Call Monitoring Program – Essential Elements for Effective Compliance

Effective mobile call monitoring compliance has become a crucial regulatory component of many financial services institutions. Regulators are increasingly finding the current voice calling recording and monitoring practices in many financial companies that needs improvement. Failure to establish that they are the foundation of your regulatory compliance strategy can expose your firm to enforcement actions.

Call monitoring prevents unethical business practices and improves customer service. Financial advisors must show compliance when communicating with customers via mobile phones. Financial regulators often require call monitoring within financial firms to permit compliance officers to monitor ethical behaviour. Notable regulations include:

  • The UK FCA requires that financial institutions implement call monitoring solutions to ensure that their internal controls permit treating customers according to their standards.
  • The MiFID II regulation requires European financial institutions to have a call-monitoring plan. It includes recording phone conversations and electronic communications such as mobile calls, text messages, and instant messaging chats. 
  • GPDR involves recording and monitoring phone calls using the most stringent data protection principles.

The need for a proactive approach to communication compliance

Technology has moved past traditional phone calls. Financial firms are now responsible for monitoring all mobile, instant messaging, or social media calls. Regulated firms should invest in monitoring solutions to prevent fraud or other regulatory compliance violations.

This proactive compliance system should be able:

  • Automated raise alerts when calls are not in compliance.
  • Construct all trade conversations via different communication channels as they occur.
  • Facilitate efficient, intelligent searching

Call monitoring solutions with speech-to-text analytics are essential for proactive communication compliance. This technology transforms voice communications into a readable format that firms can analyze further. This technology allows compliance officers to detect non-compliant terms early on and to take remedial steps to stop them from being used in future conversations. Additionally, it enables compliance officers to create filters that filter out specific phrases or words that are not compliant.

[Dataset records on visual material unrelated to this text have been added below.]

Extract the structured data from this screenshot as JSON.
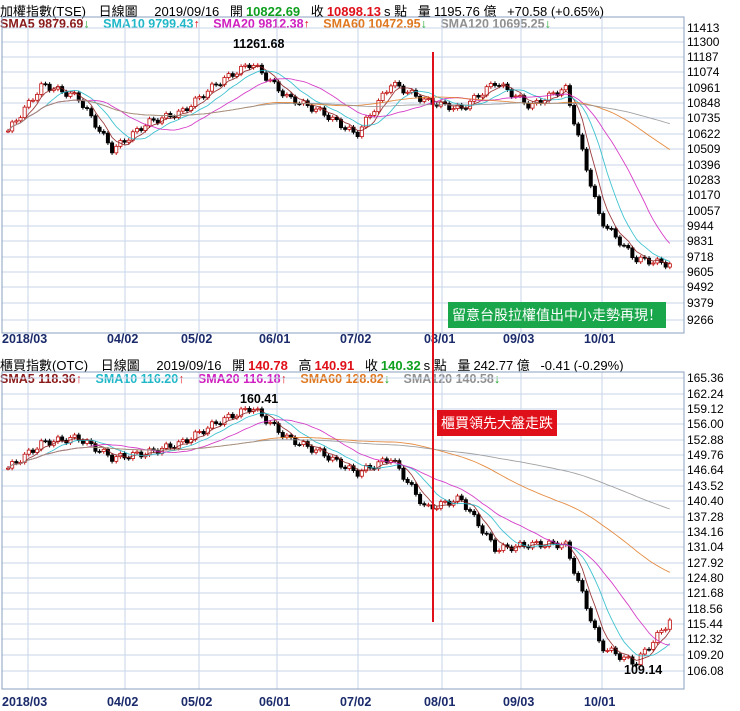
{
  "colors": {
    "sma5": "#8b1a1a",
    "sma10": "#20b8c8",
    "sma20": "#d020c0",
    "sma60": "#e07820",
    "sma120": "#909090",
    "up_arrow": "#e0101a",
    "down_arrow": "#10a020",
    "candle_up": "#ffffff",
    "candle_edge": "#c01010",
    "candle_down": "#000000",
    "annotation_green": "#1aa64a",
    "annotation_red": "#e0101a",
    "marker_line": "#e0101a"
  },
  "top": {
    "name": "加權指數(TSE)",
    "period": "日線圖",
    "date": "2019/09/16",
    "open_label": "開",
    "open": "10822.69",
    "close_label": "收",
    "close": "10898.13",
    "unit": "s 點",
    "vol_label": "量",
    "vol": "1195.76 億",
    "change": "+70.58 (+0.65%)",
    "sma": [
      {
        "label": "SMA5 9879.69",
        "arrow": "↓",
        "dir": "down",
        "color": "#8b1a1a"
      },
      {
        "label": "SMA10 9799.43",
        "arrow": "↑",
        "dir": "up",
        "color": "#20b8c8"
      },
      {
        "label": "SMA20 9812.38",
        "arrow": "↑",
        "dir": "up",
        "color": "#d020c0"
      },
      {
        "label": "SMA60 10472.95",
        "arrow": "↓",
        "dir": "down",
        "color": "#e07820"
      },
      {
        "label": "SMA120 10695.25",
        "arrow": "↓",
        "dir": "down",
        "color": "#909090"
      }
    ],
    "peak_label": "11261.68",
    "annotation": "留意台股拉權值出中小走勢再現！"
  },
  "bottom": {
    "name": "櫃買指數(OTC)",
    "period": "日線圖",
    "date": "2019/09/16",
    "open_label": "開",
    "open": "140.78",
    "high_label": "高",
    "high": "140.91",
    "close_label": "收",
    "close": "140.32",
    "unit": "s 點",
    "vol_label": "量",
    "vol": "242.77 億",
    "change": "-0.41 (-0.29%)",
    "sma": [
      {
        "label": "SMA5 118.36",
        "arrow": "↑",
        "dir": "up",
        "color": "#8b1a1a"
      },
      {
        "label": "SMA10 116.20",
        "arrow": "↑",
        "dir": "up",
        "color": "#20b8c8"
      },
      {
        "label": "SMA20 116.18",
        "arrow": "↑",
        "dir": "up",
        "color": "#d020c0"
      },
      {
        "label": "SMA60 128.82",
        "arrow": "↓",
        "dir": "down",
        "color": "#e07820"
      },
      {
        "label": "SMA120 140.58",
        "arrow": "↓",
        "dir": "down",
        "color": "#909090"
      }
    ],
    "peak_label": "160.41",
    "trough_label": "109.14",
    "annotation": "櫃買領先大盤走跌"
  },
  "chart_data": [
    {
      "type": "line",
      "title": "加權指數(TSE) 日線圖",
      "x_ticks": [
        "2018/03",
        "04/02",
        "05/02",
        "06/01",
        "07/02",
        "08/01",
        "09/03",
        "10/01"
      ],
      "y_ticks": [
        "11413",
        "11300",
        "11187",
        "11074",
        "10961",
        "10848",
        "10735",
        "10622",
        "10509",
        "10396",
        "10283",
        "10170",
        "10057",
        "9944",
        "9831",
        "9718",
        "9605",
        "9492",
        "9379",
        "9266"
      ],
      "ylim": [
        9266,
        11413
      ],
      "grid": true,
      "x_dates": [
        "2018/03/01",
        "03/16",
        "04/02",
        "04/17",
        "05/02",
        "05/17",
        "06/01",
        "06/08",
        "06/18",
        "07/02",
        "07/17",
        "08/01",
        "08/10",
        "08/20",
        "09/03",
        "09/17",
        "10/01",
        "10/11",
        "10/20",
        "10/28"
      ],
      "close": [
        10700,
        11040,
        10950,
        10560,
        10760,
        10840,
        11050,
        11200,
        10950,
        10840,
        10670,
        11050,
        10920,
        10860,
        11060,
        10880,
        11020,
        10050,
        9760,
        9720
      ]
    },
    {
      "type": "line",
      "title": "櫃買指數(OTC) 日線圖",
      "x_ticks": [
        "2018/03",
        "04/02",
        "05/02",
        "06/01",
        "07/02",
        "08/01",
        "09/03",
        "10/01"
      ],
      "y_ticks": [
        "165.36",
        "162.24",
        "159.12",
        "156.00",
        "152.88",
        "149.76",
        "146.64",
        "143.52",
        "140.40",
        "137.28",
        "134.16",
        "131.04",
        "127.92",
        "124.80",
        "121.68",
        "118.56",
        "115.44",
        "112.32",
        "109.20",
        "106.08"
      ],
      "ylim": [
        106.08,
        165.36
      ],
      "grid": true,
      "x_dates": [
        "2018/03/01",
        "03/16",
        "04/02",
        "04/17",
        "05/02",
        "05/17",
        "06/01",
        "06/08",
        "06/18",
        "07/02",
        "07/17",
        "08/01",
        "08/10",
        "08/20",
        "09/03",
        "09/17",
        "10/01",
        "10/11",
        "10/20",
        "10/28"
      ],
      "close": [
        148,
        153,
        154,
        150,
        151,
        153,
        157,
        160,
        154,
        151,
        147,
        150,
        140,
        142,
        132,
        133,
        133,
        113,
        109.5,
        118
      ]
    }
  ]
}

The monitoring solution flags all calls in which the words or phrases appear. This makes it easier to perform on-site audits than reactive compliance measures. AI-powered call surveillance tools are more advanced and can convert voice or voice recordings to searchable texts. They also learn the voice patterns from the speaker. 

These systems can recognize the meanings of abbreviations and technical terms over time. Firms can also create a contextual understanding from phone conversations using Natural Language Processing (NLP) and machine learning to know the customer’s behaviour based on their language.